It’s not simply the remote
possibility you may have a bundle of RPGs or an M240 GPMG
machine gun in the closet. It’s also your attitude toward
the state:
Even before the federal
program began, New York firefighters and inspectors had
been training to recognize materials and behavior the
government identifies as “signs of planning and support
for terrorism.”
When going to private
residences, for example, they are told to be alert for a
person who is hostile, uncooperative or expressing hate
or discontent with the United States; unusual chemicals
or other materials that seem out of place; ammunition,
firearms or weapons boxes; surveillance equipment; still
and video cameras; night-vision goggles; maps, photos,
blueprints; police manuals, training manuals, flight
manuals; and little or no furniture other than a bed or
mattress.
No doubt there are people who
are “hostile, uncooperative or expressing hate or discontent
with the United States.” Once upon a time, it was your right
to be “uncooperative,” even if your house was on fire.

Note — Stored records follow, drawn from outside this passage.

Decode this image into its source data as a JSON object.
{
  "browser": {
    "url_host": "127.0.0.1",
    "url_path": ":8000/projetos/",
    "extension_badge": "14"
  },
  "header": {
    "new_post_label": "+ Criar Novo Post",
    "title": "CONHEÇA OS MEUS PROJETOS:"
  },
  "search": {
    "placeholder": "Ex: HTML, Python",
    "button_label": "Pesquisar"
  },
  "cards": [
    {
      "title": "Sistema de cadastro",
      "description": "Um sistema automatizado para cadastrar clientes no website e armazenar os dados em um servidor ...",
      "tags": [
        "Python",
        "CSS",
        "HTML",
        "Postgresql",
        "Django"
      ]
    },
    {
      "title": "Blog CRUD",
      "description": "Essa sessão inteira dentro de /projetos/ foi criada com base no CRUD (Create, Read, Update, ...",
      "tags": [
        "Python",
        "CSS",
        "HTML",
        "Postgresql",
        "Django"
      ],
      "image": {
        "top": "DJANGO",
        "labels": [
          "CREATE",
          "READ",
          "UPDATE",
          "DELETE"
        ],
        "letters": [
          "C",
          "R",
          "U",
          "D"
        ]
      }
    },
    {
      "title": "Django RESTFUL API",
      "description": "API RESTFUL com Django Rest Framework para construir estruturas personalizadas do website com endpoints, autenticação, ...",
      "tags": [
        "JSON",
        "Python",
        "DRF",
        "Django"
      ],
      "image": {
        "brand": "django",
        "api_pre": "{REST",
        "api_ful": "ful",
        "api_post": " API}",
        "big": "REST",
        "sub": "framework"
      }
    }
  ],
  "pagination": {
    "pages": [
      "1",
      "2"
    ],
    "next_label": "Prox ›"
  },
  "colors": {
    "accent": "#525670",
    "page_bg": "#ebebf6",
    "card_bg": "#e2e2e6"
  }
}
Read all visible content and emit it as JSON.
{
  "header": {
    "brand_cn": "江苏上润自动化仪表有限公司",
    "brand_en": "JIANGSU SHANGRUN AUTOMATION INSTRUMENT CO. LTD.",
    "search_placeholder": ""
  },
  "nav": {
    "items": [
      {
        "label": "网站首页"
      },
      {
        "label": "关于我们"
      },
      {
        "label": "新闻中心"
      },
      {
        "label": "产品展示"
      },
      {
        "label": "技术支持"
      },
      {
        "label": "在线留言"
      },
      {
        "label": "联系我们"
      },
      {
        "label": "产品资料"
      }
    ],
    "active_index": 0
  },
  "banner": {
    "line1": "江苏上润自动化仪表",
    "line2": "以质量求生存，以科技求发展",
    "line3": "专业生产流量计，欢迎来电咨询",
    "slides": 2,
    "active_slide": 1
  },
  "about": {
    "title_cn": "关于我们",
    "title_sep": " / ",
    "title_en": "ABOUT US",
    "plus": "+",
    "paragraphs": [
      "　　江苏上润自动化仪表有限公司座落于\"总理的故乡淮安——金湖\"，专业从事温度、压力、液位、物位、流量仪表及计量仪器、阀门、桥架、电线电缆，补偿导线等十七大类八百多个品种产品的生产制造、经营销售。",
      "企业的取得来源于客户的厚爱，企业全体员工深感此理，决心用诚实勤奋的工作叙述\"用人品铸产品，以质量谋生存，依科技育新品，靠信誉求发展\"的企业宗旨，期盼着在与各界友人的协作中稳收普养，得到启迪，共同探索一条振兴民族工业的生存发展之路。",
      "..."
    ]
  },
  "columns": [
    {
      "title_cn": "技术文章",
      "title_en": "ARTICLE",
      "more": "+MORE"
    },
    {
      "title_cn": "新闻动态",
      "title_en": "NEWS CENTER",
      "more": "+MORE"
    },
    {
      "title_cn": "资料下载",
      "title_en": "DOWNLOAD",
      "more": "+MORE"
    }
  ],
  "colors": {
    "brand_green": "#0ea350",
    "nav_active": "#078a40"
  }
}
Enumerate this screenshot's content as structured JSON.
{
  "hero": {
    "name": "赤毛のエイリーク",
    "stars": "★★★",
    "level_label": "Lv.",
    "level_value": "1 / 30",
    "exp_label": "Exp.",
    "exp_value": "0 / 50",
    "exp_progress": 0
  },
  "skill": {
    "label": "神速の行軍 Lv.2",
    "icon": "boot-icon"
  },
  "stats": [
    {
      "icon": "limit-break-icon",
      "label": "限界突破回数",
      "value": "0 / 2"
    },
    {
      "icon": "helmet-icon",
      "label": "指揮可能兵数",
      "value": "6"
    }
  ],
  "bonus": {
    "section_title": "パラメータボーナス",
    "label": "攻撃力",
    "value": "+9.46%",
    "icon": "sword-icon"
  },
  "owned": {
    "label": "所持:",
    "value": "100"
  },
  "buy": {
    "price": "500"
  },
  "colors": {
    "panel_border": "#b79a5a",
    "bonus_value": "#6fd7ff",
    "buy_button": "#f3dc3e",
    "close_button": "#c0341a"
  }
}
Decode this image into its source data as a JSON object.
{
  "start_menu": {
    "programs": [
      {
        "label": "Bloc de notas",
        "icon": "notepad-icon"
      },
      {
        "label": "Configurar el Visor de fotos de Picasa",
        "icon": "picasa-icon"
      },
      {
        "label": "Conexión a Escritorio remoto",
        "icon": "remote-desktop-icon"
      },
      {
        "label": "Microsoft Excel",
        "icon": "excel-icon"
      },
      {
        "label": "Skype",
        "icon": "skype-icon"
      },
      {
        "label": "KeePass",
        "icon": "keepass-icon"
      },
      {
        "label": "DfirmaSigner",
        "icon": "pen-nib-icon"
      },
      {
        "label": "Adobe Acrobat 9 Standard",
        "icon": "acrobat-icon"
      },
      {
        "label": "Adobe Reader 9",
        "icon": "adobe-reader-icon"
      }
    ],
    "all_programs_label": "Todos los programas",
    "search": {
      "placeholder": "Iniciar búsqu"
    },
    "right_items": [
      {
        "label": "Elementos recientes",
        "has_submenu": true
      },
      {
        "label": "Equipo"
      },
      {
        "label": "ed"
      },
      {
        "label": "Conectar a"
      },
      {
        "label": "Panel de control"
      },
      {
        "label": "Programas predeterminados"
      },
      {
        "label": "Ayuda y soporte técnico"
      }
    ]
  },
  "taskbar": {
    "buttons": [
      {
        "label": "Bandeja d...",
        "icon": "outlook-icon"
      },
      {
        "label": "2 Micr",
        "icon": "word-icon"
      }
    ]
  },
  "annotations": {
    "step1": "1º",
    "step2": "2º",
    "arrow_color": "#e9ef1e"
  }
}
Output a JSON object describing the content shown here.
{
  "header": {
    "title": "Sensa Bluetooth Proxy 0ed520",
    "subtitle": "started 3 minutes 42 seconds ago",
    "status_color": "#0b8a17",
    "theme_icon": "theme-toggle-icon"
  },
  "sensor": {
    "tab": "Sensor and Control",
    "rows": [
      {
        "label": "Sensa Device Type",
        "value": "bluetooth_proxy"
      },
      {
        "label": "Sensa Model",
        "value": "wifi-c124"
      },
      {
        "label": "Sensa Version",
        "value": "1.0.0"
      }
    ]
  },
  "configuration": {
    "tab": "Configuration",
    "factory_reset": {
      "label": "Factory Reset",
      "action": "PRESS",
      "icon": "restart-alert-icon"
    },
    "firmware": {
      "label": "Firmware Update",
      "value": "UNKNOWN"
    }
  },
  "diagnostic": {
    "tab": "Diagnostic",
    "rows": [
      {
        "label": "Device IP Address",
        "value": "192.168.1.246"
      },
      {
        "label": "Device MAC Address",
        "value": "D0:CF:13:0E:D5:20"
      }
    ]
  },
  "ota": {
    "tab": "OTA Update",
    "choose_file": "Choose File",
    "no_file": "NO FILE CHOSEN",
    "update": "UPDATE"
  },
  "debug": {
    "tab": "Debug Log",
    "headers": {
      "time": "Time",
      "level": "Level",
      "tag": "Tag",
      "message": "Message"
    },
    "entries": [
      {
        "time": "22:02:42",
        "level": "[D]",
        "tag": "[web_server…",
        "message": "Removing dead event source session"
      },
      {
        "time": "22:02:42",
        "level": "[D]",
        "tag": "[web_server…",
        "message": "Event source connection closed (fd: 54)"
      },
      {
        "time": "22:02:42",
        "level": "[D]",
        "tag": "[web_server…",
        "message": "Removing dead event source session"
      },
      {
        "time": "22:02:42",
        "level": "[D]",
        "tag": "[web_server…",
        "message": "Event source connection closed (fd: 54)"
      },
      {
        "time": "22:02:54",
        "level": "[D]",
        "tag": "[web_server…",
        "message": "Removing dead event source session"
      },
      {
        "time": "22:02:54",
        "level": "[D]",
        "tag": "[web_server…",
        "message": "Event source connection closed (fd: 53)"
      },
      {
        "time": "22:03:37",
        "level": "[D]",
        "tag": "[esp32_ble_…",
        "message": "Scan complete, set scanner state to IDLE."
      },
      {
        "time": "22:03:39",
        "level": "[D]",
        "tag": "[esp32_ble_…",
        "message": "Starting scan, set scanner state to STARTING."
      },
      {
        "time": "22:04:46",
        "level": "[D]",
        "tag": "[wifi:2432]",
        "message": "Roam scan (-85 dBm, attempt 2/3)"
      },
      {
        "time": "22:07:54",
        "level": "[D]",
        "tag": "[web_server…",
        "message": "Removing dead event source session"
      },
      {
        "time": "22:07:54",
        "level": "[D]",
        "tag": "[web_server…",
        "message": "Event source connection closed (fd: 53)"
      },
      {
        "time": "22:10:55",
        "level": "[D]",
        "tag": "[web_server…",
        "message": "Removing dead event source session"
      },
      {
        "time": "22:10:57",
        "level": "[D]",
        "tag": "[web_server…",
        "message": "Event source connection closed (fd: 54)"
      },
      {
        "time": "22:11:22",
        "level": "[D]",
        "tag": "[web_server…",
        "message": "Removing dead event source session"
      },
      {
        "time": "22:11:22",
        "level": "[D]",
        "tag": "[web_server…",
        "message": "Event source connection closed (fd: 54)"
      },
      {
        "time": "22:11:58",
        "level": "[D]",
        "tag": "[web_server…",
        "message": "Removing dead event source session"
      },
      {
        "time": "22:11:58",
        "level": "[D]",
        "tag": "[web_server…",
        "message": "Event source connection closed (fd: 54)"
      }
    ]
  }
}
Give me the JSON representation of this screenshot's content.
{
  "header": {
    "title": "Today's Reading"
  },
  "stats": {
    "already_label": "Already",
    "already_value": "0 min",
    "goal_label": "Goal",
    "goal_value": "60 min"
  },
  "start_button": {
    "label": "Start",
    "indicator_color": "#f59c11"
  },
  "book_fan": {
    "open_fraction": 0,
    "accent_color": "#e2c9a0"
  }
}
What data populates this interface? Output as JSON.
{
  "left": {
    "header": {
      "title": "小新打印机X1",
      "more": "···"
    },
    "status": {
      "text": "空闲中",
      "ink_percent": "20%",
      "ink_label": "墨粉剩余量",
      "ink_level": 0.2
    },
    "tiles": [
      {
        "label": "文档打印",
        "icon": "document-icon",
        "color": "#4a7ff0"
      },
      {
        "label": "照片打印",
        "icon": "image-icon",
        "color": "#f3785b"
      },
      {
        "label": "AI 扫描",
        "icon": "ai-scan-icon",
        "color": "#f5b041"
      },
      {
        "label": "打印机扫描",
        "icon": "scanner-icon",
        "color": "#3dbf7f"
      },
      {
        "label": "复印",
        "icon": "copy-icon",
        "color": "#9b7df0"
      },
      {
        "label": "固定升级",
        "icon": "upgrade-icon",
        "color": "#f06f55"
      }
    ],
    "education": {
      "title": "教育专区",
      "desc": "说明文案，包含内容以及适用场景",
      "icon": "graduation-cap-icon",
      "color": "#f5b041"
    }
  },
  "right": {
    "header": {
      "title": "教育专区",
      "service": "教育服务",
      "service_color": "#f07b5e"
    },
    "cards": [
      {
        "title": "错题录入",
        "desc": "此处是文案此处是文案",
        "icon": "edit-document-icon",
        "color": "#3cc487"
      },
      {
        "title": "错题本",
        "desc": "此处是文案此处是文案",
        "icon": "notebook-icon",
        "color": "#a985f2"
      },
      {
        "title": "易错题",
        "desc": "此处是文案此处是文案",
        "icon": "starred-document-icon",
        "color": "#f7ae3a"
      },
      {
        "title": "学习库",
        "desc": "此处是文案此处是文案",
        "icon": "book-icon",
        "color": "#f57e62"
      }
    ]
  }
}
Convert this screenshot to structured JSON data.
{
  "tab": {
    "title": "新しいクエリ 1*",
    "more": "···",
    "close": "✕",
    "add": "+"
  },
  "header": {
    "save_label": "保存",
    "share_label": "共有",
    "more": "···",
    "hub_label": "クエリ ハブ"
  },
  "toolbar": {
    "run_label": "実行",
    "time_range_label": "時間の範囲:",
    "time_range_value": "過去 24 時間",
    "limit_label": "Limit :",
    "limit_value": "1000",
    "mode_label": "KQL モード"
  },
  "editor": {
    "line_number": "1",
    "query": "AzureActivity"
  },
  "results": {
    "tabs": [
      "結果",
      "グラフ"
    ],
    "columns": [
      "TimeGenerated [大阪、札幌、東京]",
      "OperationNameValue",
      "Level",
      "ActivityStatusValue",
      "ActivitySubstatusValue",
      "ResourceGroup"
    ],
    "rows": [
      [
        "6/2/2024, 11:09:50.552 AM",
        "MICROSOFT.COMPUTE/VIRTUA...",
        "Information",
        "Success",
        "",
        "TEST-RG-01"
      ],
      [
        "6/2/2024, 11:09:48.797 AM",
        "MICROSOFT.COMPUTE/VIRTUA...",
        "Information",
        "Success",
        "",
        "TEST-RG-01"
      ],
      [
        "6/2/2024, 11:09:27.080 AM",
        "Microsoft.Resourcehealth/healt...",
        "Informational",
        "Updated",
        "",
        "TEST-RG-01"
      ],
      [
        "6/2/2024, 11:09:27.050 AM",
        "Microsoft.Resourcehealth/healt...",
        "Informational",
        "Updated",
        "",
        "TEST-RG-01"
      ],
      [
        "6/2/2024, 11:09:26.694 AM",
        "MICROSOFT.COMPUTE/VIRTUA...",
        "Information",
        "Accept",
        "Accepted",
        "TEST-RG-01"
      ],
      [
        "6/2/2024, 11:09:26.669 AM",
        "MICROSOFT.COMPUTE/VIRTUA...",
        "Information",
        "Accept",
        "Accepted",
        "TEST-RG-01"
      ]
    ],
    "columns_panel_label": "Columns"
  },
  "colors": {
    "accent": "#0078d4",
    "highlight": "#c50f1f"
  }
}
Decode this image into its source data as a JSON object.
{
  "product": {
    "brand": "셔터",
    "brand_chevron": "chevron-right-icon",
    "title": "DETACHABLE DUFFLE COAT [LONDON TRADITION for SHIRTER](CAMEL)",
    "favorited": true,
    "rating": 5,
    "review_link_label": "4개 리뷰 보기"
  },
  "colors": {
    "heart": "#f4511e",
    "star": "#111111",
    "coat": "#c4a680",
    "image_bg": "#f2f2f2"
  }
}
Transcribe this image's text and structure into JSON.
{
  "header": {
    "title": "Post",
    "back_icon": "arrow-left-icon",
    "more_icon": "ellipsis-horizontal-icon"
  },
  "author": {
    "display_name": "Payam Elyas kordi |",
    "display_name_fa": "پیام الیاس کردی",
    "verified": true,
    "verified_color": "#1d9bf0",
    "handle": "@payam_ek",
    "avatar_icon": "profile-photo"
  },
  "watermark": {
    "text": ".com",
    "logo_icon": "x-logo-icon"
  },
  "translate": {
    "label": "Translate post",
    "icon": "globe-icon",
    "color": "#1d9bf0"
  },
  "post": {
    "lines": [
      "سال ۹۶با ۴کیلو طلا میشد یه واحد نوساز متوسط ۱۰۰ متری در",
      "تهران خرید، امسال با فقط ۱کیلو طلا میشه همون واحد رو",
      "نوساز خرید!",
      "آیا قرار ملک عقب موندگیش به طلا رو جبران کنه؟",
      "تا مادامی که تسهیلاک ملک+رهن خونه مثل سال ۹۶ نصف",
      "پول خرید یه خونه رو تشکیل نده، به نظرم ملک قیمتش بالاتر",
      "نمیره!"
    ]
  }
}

However, since “everything changed,” that is to say since
the false flag operation on September 11, 2001, “hate or
discontent with the United States” has been redefined as
simply disagreeing with the government.
Moreover, it is, or rather was,
your right, under the Second Amendment, to keep “firearms or
weapons boxes,” but this is now proof positive you’re with
al-Qaeda. As well, owning “still and video cameras,”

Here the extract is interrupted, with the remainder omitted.